- Interactive map of Palm Grill

Restaurant information
- Established: 2017
- Head chef: Miguel Cabel Moreno
- Food type: Cuisine of Zamboanga Peninsula, Basilan and Tawi-Tawi
- Rating: Bib Gourmand (Michelin Guide)
- Location: 179 Tomas Morato Avenue, Quezon City, Philippines
- Coordinates: 14°37′45.604″N 121°2′2.21″E﻿ / ﻿14.62933444°N 121.0339472°E
- Other locations: Palenque (Filipino food alley) at Gateway Mall Quezon City

= Palm Grill =

Mindanaoan cuisine restaurant

Palm Grill is a restaurant in Quezon City that serves cuisine originating from the Zambasulta (Zamboanga/Basilan/Sulu/Tawi-tawi) part of the Philippines. Run by Tausug chef Miguel Cabel Moreno, it opened in 2017 and received a Bib Gourmand designation in the inaugural Michelin Guide awards in the Philippines in 2025. In an interview with ABS-CBN, Moreno stated that the award from Michelin is "a win for the Tausug people," adding that he is "big on representation", seeing his restaurant as having the task of showcasing the best of Mindanaoan cuisine.

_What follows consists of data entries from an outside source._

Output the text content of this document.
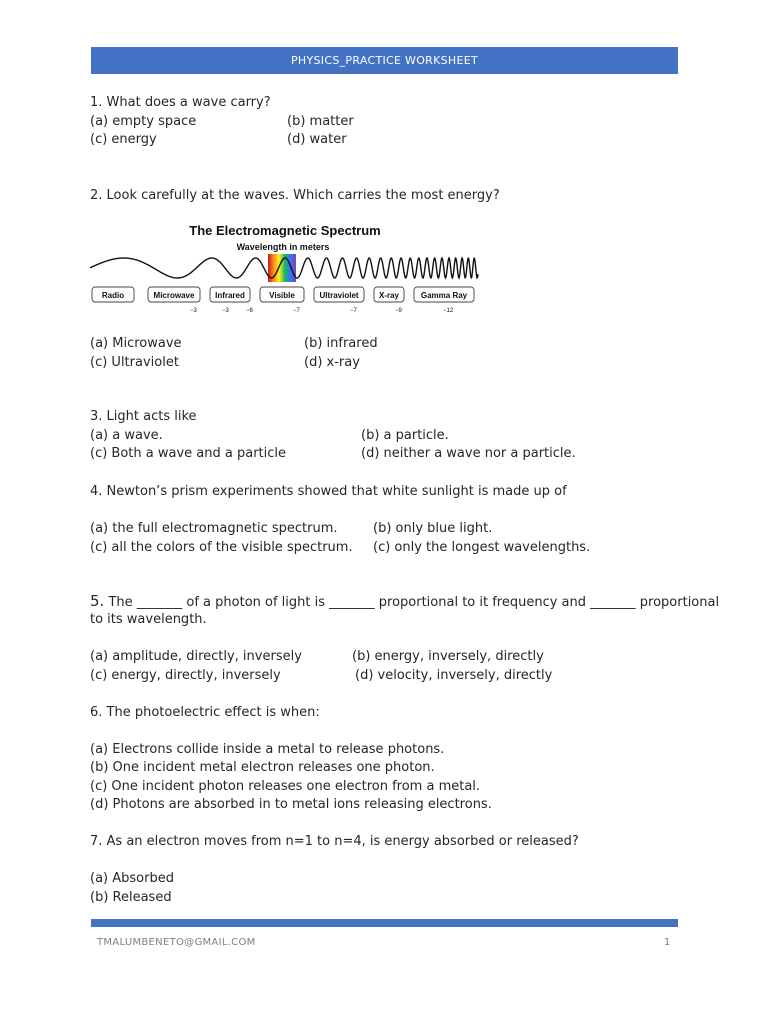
PHYSICS_PRACTICE WORKSHEET
1. What does a wave carry?
(a) empty space	(b) matter
(c) energy	(d) water
2. Look carefully at the waves. Which carries the most energy?
The Electromagnetic Spectrum
Wavelength in meters
Radio	Microwave	Infrared	Visible	Ultraviolet	X-ray	Gamma Ray
−3	−3	−6	−7	−7	−9	−12
(a) Microwave	(b) infrared
(c) Ultraviolet	(d) x-ray
3. Light acts like
(a) a wave.	(b) a particle.
(c) Both a wave and a particle	(d) neither a wave nor a particle.
4. Newton’s prism experiments showed that white sunlight is made up of
(a) the full electromagnetic spectrum.	(b) only blue light.
(c) all the colors of the visible spectrum. (c) only the longest wavelengths.
5. The _______ of a photon of light is _______ proportional to it frequency and _______ proportional
to its wavelength.
(a) amplitude, directly, inversely	(b) energy, inversely, directly
(c) energy, directly, inversely	(d) velocity, inversely, directly
6. The photoelectric effect is when:
(a) Electrons collide inside a metal to release photons.
(b) One incident metal electron releases one photon.
(c) One incident photon releases one electron from a metal.
(d) Photons are absorbed in to metal ions releasing electrons.
7. As an electron moves from n=1 to n=4, is energy absorbed or released?
(a) Absorbed
(b) Released
TMALUMBENETO@GMAIL.COM	1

According to Moreno, Palm Grill has a commissary in Zamboanga who produces all the ingredients for the restaurant, the raw source of which come from farmers in the peninsula as well as in Sulu and Tawi-tawi.

== Food ==
The restaurant's tiyula Itum and piyanggang manok have been particularly noted, as well as its dulang (banquet platter). Spot.ph has also praised the restaurant's chicken dishes, some of which are recipes from Moreno's clan.

Dessert at the restaurant feature Moreno's durian ice cream and Palm Grill's version of the lokot-lokot among the choices.

== Branches ==
Palm Grill has no branch, but has put up a stall at Gateway Mall Quezon City's Palenque, which is a Filipino food-themed alley curated by chef Claude Tayag.